Whew! That’s a lot, and we didn’t cover 90% of the history of machine translation! All the negative talk about MT seems to forget it’s an incredible, advanced technology. Its quality is lower than human translation but that doesn’t mean it doesn’t have good, practical uses — like translating old press releases from 5 years ago.
2013-Now (By Austin Ringer, Product Manager)

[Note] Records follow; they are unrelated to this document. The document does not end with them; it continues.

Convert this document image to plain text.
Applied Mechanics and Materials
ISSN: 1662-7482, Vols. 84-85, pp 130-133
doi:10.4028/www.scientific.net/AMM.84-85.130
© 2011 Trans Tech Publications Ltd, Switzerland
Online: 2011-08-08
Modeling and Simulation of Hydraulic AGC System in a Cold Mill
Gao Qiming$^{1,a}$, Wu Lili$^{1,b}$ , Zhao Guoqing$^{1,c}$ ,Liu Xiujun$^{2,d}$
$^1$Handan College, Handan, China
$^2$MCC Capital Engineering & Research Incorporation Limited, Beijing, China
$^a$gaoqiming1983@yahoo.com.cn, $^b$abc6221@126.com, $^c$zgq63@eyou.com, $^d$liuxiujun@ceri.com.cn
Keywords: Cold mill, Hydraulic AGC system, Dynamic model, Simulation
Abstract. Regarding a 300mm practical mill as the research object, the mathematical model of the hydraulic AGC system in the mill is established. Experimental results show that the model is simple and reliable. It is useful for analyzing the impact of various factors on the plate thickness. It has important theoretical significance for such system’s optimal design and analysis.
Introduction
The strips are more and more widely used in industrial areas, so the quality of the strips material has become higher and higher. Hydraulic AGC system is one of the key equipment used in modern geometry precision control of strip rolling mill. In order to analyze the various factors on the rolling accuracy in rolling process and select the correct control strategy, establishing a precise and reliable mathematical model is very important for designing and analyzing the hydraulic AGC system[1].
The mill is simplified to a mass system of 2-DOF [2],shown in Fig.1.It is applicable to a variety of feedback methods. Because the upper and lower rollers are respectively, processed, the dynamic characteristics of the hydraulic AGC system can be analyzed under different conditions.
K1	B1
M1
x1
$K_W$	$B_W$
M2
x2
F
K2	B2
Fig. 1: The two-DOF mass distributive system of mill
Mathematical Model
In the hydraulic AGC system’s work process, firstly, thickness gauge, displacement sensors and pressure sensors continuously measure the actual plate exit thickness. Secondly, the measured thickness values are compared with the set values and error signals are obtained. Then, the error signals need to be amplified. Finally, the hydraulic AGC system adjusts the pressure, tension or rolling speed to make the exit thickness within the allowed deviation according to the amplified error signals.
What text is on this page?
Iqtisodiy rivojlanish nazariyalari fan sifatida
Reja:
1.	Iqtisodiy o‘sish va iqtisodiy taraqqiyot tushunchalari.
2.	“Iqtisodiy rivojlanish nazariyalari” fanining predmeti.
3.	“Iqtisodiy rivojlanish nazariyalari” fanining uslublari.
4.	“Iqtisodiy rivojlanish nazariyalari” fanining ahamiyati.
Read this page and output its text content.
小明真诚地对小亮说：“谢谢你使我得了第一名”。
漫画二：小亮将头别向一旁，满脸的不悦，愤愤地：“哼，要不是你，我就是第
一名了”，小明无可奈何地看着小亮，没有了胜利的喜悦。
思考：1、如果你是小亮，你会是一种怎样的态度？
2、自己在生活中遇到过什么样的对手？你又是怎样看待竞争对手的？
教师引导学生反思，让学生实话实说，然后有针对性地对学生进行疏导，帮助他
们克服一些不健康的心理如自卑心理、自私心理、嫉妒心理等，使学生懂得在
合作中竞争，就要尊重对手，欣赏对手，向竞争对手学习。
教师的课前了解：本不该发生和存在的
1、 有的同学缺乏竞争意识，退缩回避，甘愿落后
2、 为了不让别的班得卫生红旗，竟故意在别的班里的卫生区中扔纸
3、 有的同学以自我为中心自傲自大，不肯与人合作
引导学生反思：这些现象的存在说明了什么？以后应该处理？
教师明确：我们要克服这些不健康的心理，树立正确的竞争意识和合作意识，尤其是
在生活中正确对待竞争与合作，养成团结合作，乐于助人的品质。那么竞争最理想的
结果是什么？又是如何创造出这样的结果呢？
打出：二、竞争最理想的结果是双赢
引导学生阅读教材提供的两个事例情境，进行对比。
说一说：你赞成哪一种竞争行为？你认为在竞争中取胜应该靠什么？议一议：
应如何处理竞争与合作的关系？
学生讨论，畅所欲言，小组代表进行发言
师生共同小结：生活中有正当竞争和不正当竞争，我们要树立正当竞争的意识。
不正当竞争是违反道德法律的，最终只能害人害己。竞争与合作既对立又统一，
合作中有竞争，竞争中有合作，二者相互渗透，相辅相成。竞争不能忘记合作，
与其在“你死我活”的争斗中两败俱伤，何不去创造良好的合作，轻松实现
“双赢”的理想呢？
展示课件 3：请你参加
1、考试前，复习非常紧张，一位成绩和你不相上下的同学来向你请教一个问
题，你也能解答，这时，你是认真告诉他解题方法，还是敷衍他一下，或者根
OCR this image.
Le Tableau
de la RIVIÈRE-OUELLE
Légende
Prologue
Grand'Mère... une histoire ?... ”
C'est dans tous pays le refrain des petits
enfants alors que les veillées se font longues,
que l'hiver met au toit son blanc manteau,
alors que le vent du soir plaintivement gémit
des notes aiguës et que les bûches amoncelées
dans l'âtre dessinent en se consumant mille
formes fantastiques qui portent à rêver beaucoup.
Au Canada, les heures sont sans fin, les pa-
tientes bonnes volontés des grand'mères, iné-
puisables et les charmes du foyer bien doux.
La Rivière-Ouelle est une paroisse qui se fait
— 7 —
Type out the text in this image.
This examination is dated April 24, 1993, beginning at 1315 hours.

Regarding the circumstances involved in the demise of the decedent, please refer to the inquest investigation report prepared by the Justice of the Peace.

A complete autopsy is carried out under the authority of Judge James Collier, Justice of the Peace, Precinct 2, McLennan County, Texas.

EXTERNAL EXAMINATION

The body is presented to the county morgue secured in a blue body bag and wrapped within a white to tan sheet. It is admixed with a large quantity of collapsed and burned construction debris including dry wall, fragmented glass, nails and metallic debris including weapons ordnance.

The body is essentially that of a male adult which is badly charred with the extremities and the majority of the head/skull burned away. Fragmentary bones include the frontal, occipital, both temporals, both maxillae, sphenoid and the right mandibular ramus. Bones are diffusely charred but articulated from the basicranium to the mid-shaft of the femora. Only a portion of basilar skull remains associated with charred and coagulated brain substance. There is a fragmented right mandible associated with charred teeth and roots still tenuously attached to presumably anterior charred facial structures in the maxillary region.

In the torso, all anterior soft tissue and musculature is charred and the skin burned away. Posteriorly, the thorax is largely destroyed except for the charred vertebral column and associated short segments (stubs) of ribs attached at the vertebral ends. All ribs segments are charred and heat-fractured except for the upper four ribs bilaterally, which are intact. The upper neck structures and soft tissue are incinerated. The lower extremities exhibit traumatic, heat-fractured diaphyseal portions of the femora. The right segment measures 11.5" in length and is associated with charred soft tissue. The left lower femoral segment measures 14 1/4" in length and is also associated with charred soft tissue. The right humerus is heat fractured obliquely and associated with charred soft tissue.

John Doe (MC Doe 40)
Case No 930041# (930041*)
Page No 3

Recent years have seen significant step advancements in machine translation technology with Google’s research on Neural Machine Translation implying an optimistic future for the industry. It has become clear that machine translation is moving away from being the high speed, untenable quality option for translating organizations, toward offering a reasonable alternative for translating low visibility content. In just a few years, a whole host of machine translation vendors have emerged promising acceptable quality at a fraction of the cost of professional linguists. The race for a competitive edge in quality is in full effect and MT providers are beginning to take differentiated approaches to ‘boost’ the quality that their systems are capable of producing. Today’s, providers generally fall into three categories:
Hybrid Human-MT Solutions (ex: Unbabel) Domain-Adapted Machine Translation(ex: Lilt, IBM) Neural Machine Translation (ex: Google, Microsoft, SDL, Yandex) At Smartling, we strongly believe that machine translation is quickly becoming an important component of an effective globalization strategy. While producing content at low cost and as quickly as possible continues to have an adverse effect on Quality, machine translation offers many translating organizations an edge at achieving the holy grail of translation outcome- a balance of cost, quality, and time-to-market.